2. 接收到数据之后不做副本,支持数据重放,所谓重放就是支持反复读取数据。
BlockManager备份:
- 默认在内存中两份副本,也就是Spark Streaming的Receiver接收到数据之后存储的时候指定StorageLevel为MEMORY_AND_DISK_SER_2,底层存储是交给BlockManager,BlockManager的语义确保了如果指定了两份副本,一般都在内存中。所以至少两个Executor中都会有数据。
/**
* :: DeveloperApi ::
* Flags for controlling the storage of an RDD. Each StorageLevel records whether to use memory,
* or ExternalBlockStore, whether to drop the RDD to disk if it falls out of memory or
* ExternalBlockStore, whether to keep the data in memory in a serialized format, and whether
* to replicate the RDD partitions on multiple nodes.
*
* The [[org.apache.spark.storage.StorageLevel$]] singleton object contains some static constants
* for commonly useful storage levels. To create your own storage level object, use the
* factory method of the singleton object (`StorageLevel(...)`).
*/
@DeveloperApi
class StorageLevel private(
private var _useDisk: Boolean,
private var _useMemory: Boolean,
private var _useOffHeap: Boolean,
private var _deserialized: Boolean,
private var _replication: Int = 1)
extends Externalizable {
2. ReceiverBlockHandler源码如下:
private val receivedBlockHandler: ReceivedBlockHandler = {
//如果要开启WAL必须要有checkpoint目录。
if (WriteAheadLogUtils.enableReceiverLog(env.conf)) {
if (checkpointDirOption.isEmpty) {
throw new SparkException(
"Cannot enable receiver write-ahead log without checkpoint directory set. " +
"Please use streamingContext.checkpoint() to set the checkpoint directory. " +
"See documentation for more details.")
}
new WriteAheadLogBasedBlockHandler(env.blockManager, receiver.streamId,
receiver.storageLevel, env.conf, hadoopConf, checkpointDirOption.get)
} else {
new BlockManagerBasedBlockHandler(env.blockManager,
//此时的storageLevel是构建Receiver的时候传入进来的
receiver.storageLevel)
}
}
3. 默认没有开启WAL机制。
/** A helper class with utility functions related to the WriteAheadLog interface */
private[streaming] object WriteAheadLogUtils extends Logging {
val RECEIVER_WAL_ENABLE_CONF_KEY = "spark.streaming.receiver.writeAheadLog.enable"

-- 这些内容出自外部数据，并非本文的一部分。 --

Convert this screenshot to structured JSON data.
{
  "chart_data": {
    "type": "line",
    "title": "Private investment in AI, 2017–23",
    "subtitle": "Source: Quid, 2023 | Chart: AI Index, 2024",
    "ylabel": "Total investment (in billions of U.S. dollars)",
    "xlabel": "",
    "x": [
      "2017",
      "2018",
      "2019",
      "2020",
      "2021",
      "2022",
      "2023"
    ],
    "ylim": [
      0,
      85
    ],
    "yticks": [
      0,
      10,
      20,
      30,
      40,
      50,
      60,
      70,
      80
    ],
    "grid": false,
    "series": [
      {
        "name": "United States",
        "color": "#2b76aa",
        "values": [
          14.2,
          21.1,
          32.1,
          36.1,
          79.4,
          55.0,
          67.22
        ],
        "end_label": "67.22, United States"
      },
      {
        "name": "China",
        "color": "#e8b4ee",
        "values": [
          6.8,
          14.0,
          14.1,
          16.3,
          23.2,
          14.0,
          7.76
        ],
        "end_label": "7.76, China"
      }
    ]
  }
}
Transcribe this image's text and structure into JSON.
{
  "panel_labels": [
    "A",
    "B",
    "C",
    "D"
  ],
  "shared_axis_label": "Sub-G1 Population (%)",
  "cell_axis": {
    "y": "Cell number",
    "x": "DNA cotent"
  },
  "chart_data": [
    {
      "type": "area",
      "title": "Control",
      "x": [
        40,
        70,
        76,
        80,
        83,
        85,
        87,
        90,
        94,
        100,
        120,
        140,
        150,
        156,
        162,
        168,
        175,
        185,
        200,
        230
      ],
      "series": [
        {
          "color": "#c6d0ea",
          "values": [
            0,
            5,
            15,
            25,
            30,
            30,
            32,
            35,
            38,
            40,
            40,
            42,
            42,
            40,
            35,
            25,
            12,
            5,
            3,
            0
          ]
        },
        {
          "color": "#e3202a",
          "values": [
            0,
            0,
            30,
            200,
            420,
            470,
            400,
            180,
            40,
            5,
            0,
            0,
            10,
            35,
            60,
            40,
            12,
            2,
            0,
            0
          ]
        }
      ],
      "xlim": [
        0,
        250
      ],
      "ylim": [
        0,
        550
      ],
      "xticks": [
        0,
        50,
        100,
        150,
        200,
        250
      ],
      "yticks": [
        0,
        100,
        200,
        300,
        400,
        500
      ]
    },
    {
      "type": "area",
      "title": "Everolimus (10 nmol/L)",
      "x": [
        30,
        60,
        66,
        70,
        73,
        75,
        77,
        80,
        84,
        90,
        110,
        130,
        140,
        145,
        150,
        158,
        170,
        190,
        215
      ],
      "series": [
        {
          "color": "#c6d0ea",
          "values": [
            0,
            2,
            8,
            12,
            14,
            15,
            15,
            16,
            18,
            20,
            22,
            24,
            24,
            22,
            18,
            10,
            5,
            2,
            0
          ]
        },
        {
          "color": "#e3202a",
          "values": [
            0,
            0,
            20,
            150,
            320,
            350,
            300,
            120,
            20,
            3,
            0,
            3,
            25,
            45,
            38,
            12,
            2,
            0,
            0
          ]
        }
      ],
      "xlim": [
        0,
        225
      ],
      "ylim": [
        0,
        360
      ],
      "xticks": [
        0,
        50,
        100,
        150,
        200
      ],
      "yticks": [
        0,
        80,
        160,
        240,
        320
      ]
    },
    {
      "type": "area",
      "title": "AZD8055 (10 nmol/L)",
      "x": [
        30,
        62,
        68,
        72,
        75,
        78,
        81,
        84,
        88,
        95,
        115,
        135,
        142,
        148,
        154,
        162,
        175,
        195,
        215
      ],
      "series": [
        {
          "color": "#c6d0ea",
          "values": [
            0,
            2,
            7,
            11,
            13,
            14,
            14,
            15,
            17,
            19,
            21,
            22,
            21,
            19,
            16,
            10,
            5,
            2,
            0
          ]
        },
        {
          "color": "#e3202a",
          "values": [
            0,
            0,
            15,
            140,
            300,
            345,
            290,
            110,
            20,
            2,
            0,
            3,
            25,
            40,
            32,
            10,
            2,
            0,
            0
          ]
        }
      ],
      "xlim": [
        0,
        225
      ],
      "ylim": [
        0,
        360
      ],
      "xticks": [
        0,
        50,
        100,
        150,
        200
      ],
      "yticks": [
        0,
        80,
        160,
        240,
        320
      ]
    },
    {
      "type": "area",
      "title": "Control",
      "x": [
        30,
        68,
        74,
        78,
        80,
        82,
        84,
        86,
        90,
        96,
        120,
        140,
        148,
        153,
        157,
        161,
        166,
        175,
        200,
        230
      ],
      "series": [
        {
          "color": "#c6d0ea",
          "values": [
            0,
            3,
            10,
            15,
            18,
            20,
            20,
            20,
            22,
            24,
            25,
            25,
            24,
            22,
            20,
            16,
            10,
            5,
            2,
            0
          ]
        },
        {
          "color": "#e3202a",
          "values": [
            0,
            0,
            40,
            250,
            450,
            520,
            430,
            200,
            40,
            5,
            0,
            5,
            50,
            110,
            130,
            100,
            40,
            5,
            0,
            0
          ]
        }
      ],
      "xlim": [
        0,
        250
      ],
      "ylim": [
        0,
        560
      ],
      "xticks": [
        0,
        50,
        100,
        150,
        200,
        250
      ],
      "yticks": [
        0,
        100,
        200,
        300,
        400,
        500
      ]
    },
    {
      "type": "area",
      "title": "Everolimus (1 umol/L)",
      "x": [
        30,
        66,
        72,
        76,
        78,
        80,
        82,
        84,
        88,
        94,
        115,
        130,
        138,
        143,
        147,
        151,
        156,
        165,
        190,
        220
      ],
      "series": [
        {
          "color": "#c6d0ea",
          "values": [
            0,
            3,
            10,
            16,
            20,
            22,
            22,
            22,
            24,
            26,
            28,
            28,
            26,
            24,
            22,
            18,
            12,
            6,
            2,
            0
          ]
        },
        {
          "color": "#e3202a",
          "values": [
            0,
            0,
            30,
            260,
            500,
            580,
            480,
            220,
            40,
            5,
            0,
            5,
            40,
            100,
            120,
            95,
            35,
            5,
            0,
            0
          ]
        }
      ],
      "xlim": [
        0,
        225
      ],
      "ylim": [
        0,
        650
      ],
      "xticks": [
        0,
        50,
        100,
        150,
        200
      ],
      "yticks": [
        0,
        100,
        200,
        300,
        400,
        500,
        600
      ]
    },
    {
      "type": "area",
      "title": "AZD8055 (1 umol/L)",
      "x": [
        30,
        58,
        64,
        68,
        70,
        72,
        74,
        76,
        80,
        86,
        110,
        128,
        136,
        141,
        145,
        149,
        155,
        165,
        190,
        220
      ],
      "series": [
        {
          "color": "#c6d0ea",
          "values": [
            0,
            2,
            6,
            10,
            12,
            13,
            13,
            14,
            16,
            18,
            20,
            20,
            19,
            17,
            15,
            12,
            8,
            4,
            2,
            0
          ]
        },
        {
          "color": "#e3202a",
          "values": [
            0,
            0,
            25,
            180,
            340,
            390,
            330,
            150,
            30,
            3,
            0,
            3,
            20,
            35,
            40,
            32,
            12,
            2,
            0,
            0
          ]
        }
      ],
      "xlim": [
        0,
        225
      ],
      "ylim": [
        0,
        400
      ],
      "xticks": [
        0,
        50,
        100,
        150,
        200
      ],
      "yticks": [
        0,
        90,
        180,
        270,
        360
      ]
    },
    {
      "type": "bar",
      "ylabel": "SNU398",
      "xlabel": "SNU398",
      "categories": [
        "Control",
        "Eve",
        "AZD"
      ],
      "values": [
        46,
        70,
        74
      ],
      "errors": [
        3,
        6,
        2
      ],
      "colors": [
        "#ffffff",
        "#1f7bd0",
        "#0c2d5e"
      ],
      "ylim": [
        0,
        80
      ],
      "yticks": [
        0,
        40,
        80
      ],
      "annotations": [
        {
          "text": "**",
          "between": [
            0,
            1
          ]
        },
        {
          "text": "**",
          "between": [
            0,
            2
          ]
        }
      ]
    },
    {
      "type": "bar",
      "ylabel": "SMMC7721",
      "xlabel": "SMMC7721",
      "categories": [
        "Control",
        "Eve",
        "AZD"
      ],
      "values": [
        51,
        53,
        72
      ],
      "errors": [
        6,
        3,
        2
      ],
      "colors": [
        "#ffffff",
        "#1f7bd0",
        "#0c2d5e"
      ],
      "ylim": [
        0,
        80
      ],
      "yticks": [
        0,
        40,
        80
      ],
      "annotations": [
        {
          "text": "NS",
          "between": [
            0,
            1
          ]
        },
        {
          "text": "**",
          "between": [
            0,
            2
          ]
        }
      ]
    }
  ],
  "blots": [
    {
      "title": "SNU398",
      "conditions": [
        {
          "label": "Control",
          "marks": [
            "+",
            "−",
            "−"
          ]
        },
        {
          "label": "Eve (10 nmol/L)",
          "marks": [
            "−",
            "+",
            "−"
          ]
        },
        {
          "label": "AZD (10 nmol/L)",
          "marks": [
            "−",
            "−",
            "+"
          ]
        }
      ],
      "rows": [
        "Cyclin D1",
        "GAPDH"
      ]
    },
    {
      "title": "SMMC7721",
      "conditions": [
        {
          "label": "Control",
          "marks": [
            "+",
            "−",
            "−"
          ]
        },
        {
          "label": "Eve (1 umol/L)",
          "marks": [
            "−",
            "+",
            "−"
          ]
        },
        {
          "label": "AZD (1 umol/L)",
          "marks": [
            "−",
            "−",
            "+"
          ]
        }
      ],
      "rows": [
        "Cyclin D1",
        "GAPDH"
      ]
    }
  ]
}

val RECEIVER_WAL_CLASS_CONF_KEY = "spark.streaming.receiver.writeAheadLog.class"
val RECEIVER_WAL_ROLLING_INTERVAL_CONF_KEY =
"spark.streaming.receiver.writeAheadLog.rollingIntervalSecs"
val RECEIVER_WAL_MAX_FAILURES_CONF_KEY = "spark.streaming.receiver.writeAheadLog.maxFailures"
val RECEIVER_WAL_CLOSE_AFTER_WRITE_CONF_KEY =
"spark.streaming.receiver.writeAheadLog.closeFileAfterWrite"
val DRIVER_WAL_CLASS_CONF_KEY = "spark.streaming.driver.writeAheadLog.class"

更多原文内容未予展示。